Noi dobbiamo essere in grado di funzionare in modo democratico ma evitare che l’esercizio della democrazia diventi il regolare e periodico massacro del gruppo dirigente. Per questo penso che sia necessario, oggi, rilanciare la gestione unitaria del partito; perché il congresso è servito a decidere la linea ma è necessario che tutti i compagni e le compagne che scelgono di stare in Rifondazione, al di là della specifica posizione politica, siano valorizzati pienamente nelle loro capacità. Accanto a questa innovazione - che propongo di praticare con radicalità e da subito - ritengo sia necessario applicare con nettezza il nuovo regolamento che riduce gli stipendi dei dirigenti e dei rappresentanti istituzionali e propongo di pensare ad una maggiore nettezza nell’applicazione delle rotazioni, in particolare per gli incarichi istituzionali. Dobbiamo ricostruire il senso di appartenenza ad una comunità, sia dentro il gruppo dirigente che nel rapporto tra compagni e compagne "di base" e dirigenti. Si tratta di scegliere una cultura politica neo puritana, che ricostruisca il senso profondo di fare politica come processo collettivo e non come status. Dobbiamo imparare dalla crisi che stiamo attraversando per costruire il partito come spazio pubblico, democratico, egualitario. Non è facile ma nel percorso della rifondazione questo salto di qualità è necessario.

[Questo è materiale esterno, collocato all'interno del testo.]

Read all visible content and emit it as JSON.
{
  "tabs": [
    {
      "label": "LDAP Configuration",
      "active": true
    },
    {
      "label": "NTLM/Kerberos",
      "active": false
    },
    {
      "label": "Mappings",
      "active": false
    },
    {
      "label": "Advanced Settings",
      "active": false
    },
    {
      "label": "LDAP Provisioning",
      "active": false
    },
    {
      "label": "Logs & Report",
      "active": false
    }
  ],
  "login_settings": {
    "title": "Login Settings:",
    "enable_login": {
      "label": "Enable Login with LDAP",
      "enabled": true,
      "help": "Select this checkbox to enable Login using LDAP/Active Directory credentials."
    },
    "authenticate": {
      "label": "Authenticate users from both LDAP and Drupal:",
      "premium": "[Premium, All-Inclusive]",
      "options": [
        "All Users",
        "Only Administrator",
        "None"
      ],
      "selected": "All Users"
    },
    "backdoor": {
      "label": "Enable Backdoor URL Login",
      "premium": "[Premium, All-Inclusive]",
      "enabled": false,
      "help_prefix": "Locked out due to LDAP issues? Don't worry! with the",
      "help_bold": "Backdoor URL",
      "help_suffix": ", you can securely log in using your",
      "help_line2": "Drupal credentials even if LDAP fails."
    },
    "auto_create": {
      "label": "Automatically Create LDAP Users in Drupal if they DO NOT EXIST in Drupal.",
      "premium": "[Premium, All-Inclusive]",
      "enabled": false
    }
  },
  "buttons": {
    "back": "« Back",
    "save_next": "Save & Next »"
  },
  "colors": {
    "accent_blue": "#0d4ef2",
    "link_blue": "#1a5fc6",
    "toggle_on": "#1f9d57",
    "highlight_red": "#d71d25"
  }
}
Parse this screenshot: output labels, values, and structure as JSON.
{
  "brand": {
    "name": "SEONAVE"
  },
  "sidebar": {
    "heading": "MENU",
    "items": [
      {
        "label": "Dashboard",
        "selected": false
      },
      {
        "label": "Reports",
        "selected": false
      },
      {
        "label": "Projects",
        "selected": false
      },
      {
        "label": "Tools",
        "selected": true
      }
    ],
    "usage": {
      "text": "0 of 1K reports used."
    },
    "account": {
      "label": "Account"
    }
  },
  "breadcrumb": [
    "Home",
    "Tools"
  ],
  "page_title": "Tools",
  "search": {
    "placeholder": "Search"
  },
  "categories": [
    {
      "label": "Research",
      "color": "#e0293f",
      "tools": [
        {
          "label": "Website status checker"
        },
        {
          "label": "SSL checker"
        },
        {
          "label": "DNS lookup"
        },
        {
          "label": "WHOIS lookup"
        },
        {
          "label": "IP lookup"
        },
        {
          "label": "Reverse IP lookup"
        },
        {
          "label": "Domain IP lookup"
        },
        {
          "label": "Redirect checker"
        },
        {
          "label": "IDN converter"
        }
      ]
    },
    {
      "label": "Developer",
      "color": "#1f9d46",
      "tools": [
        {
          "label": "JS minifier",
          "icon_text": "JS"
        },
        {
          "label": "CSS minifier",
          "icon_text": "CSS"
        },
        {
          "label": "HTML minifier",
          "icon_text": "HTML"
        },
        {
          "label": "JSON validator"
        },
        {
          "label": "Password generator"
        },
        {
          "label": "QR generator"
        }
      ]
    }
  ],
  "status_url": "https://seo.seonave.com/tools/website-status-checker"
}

Da ultimo un punto politico che considero decisivo: dalla nostra crisi potremo uscire solo se non ci avviteremo nel dibattito e nella polemica interna ma se sapremo dislocare la nostra iniziativa politica nella società, nel tentativo di dare una risposta da sinistra alla crisi economica e sociale in cui siamo entrati. Questa crisi cambierà tutto, è una "crisi costituente", che ci obbliga ad una "guerra di movimento"; dalla capacità di giocare in modi non minoritari e politicisti questa partita, dipende la possibilità di rilanciare la rifondazione comunista come proposta di liberazione nel terzo millennio.
Messaggi
1. Paolo Ferrero: Contro la scissione riformiamo il partito, 22 gennaio 2009, 13:41, di Gianni Clau
Caro Paolo
ho sempre votato per il PRC non posso però che condividere l’opinione di chi in questo momento storico auspica una nuova unità a sinistra, un’epoca si è chiusa e in nostro paese ha bisogno di una sinistra nuova che ridia speranza a quanto credono che in cambiamneto è possibile, non credo che richiudendoci nell’orticello del nostro partito risuciamo a riportare la sinistra ed i suoi valori ad essere protagosnista nel nostro paese. Che male c’è ad allearsi con SD e verdi visto che in molte parti d’Italia già si collabora su molti temi. Non abbiamo paura di uscire in campo aperto.